It’s that time of year that America worships: football time. I’m a mildly attractive, mostly straight woman, and here are the NFL mascots I think I’d have a shot with.
1. sir purr – carolina panthers
Sir Purr would definitely take me to a disco and we’d dance to Prince and Donna Summer. He seems a little too smooth though, I might feel like he was dating me for a prank. Also, I’m allergic to cats.
2. ROWDY – DALLAS COWBOYS
Rowdy looks like he takes the term “don’t mess with Texas” seriously, which scares me but is also kind of hot. He’s an average looking guy but definitely open carries, which does knock him a few pegs down in the dating scene because, well, yikes. Anyway, I think he would call me to see you next Tuesday but like, in a fun way.
3. KC WOLF – KANSAS CITY CHIEFS
I must have seen KC on bumble already, because he looks like your average male COM student. He would make me think he’s not like other guys and then gaslight me. I still could probably attract him at a house party in Allston and maybe he’d even buy me a vegan hot dog.

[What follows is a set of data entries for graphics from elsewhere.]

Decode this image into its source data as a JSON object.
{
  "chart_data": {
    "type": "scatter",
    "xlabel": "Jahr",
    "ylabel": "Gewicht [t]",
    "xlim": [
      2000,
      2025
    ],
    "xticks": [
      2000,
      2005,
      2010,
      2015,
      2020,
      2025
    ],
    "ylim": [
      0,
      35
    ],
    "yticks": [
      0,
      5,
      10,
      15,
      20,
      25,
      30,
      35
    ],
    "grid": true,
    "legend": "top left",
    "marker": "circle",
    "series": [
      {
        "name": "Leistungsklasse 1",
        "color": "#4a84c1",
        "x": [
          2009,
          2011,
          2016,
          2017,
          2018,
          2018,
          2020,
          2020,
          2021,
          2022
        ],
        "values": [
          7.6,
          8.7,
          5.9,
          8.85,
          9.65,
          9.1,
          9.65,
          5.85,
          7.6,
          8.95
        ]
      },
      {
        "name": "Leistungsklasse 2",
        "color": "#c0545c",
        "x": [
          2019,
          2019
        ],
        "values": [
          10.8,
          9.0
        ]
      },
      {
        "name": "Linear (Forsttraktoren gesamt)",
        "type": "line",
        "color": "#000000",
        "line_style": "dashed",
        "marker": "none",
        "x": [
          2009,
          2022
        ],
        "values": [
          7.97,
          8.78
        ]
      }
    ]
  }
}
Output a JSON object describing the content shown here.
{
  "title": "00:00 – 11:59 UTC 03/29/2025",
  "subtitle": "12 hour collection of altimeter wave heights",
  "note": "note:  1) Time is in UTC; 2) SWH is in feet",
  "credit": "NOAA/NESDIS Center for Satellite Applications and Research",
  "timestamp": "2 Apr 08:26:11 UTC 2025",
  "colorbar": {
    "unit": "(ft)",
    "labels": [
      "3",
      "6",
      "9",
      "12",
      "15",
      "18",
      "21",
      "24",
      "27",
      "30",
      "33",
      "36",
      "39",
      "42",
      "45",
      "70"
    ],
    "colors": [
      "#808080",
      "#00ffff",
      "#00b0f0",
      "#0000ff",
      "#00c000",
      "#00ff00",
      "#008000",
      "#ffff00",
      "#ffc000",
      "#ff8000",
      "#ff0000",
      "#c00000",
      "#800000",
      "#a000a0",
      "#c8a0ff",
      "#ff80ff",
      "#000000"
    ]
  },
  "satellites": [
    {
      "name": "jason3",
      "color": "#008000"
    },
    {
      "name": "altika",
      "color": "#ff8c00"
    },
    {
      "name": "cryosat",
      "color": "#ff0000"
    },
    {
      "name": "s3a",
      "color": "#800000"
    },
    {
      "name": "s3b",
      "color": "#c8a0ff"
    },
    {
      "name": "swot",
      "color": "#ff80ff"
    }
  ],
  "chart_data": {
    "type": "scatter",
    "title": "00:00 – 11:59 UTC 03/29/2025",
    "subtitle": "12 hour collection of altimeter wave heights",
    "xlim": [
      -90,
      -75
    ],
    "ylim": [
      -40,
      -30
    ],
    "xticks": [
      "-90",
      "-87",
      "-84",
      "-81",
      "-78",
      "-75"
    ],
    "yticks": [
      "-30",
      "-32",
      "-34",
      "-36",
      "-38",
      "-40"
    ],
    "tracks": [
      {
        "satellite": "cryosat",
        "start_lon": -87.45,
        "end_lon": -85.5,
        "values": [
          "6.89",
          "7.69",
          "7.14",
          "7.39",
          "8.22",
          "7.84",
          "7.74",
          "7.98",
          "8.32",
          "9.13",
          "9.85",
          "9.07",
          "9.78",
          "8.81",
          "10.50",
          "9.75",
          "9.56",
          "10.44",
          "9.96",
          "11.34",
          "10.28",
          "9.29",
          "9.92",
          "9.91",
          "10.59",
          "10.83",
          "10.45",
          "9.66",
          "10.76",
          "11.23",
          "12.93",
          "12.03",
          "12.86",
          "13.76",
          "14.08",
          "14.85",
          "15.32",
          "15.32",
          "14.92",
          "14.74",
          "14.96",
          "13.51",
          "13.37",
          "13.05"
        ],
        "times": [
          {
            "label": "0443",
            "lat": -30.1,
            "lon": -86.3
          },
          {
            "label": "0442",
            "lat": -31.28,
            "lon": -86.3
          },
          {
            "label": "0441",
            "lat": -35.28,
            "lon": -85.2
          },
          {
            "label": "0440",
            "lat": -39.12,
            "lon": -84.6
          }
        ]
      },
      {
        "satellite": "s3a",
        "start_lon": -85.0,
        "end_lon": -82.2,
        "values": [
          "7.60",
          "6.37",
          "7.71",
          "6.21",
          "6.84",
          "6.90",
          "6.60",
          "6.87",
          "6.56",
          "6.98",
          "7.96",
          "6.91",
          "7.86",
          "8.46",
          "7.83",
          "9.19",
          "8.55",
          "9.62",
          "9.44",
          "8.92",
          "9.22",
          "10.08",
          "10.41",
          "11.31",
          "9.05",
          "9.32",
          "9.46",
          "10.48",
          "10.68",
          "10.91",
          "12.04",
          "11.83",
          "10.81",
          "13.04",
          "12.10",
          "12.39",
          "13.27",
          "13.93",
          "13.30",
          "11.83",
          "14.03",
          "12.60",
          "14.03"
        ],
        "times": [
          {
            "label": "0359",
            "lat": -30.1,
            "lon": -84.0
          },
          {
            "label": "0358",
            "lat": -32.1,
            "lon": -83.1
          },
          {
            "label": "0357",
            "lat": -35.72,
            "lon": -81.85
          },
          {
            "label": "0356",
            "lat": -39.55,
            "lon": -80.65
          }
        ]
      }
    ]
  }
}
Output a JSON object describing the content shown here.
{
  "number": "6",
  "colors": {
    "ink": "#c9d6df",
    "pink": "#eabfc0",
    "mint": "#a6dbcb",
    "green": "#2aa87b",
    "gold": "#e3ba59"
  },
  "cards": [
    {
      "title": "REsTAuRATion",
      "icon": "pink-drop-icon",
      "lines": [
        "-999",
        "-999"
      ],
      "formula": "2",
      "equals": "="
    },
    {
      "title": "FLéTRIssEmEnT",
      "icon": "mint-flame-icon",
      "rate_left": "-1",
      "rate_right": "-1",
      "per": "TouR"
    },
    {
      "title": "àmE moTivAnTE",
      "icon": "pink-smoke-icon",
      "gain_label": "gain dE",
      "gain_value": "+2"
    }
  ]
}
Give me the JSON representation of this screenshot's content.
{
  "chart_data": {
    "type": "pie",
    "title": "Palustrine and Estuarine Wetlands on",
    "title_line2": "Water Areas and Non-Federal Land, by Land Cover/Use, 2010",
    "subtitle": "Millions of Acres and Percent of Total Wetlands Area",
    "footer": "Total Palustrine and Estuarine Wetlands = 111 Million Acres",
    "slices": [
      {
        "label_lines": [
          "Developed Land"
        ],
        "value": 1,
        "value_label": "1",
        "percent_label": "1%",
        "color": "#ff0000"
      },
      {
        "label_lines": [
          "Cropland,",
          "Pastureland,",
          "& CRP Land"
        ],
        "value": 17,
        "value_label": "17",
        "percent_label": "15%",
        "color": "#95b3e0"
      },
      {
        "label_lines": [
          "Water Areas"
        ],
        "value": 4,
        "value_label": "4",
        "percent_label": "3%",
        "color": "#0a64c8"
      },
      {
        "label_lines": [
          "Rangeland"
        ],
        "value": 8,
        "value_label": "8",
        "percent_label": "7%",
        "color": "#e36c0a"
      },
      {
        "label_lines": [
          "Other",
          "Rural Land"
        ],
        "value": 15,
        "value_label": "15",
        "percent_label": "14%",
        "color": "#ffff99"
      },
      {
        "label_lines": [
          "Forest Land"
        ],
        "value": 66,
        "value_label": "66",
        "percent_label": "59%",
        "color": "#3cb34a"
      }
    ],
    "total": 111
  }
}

4. VIKTOR – MINNESOTA VIKINGS
Now I know why Lizzo was singing about the Minnesota Vikings! As a fellow large and in charge woman, I think I’m probably Viktor’s type. In Minnesota it’s cold, and I’m sure those long luscious braids would warm me right up.
5. BOLT MAN – LOS ANGELES CHARGERS
Ok so honestly… Bolt Man terrifies me. But in 2021, I told myself I’d be more adventurous. I think he would see me trying (and not succeeding) to surf in Los Angeles and would be charmed by my “not like other girls” manic pixie dream girl aesthetic. He does have big Joseph Gordon-Levitt in 500 Days of Summer vibes tbh.
6. CAPTAIN FEAR – TAMPA BAY BUCCANEERS
Ok I know he’s the star of the show on Sunday, but if I was in the audience I’m SURE we’d lock eyes and he’d take me to Red Lobster. I’m not a big seafood girl but I would make an exception for this blue-eyed beauty.
7. SWOOP – PHILADELPHIA EAGLES
Swoop and I are both Philadelphia scum, attracting him to me instantly. We would talk about where to get the best cheesesteaks and crack jokes from It’s Always Sunny In Philadelphia, and with my bruh girl charm, he’d be mine instantly.
8. BIG REG – ARIZONA CARDINALS
Big Red is a ginger, which is an automatic advantage for me, since not many other girls like that. Lucky for him, I had a Joe Kennedy phase freshman year, so I’m into it. Also, I think I would look really hot in his jersey, red’s my color.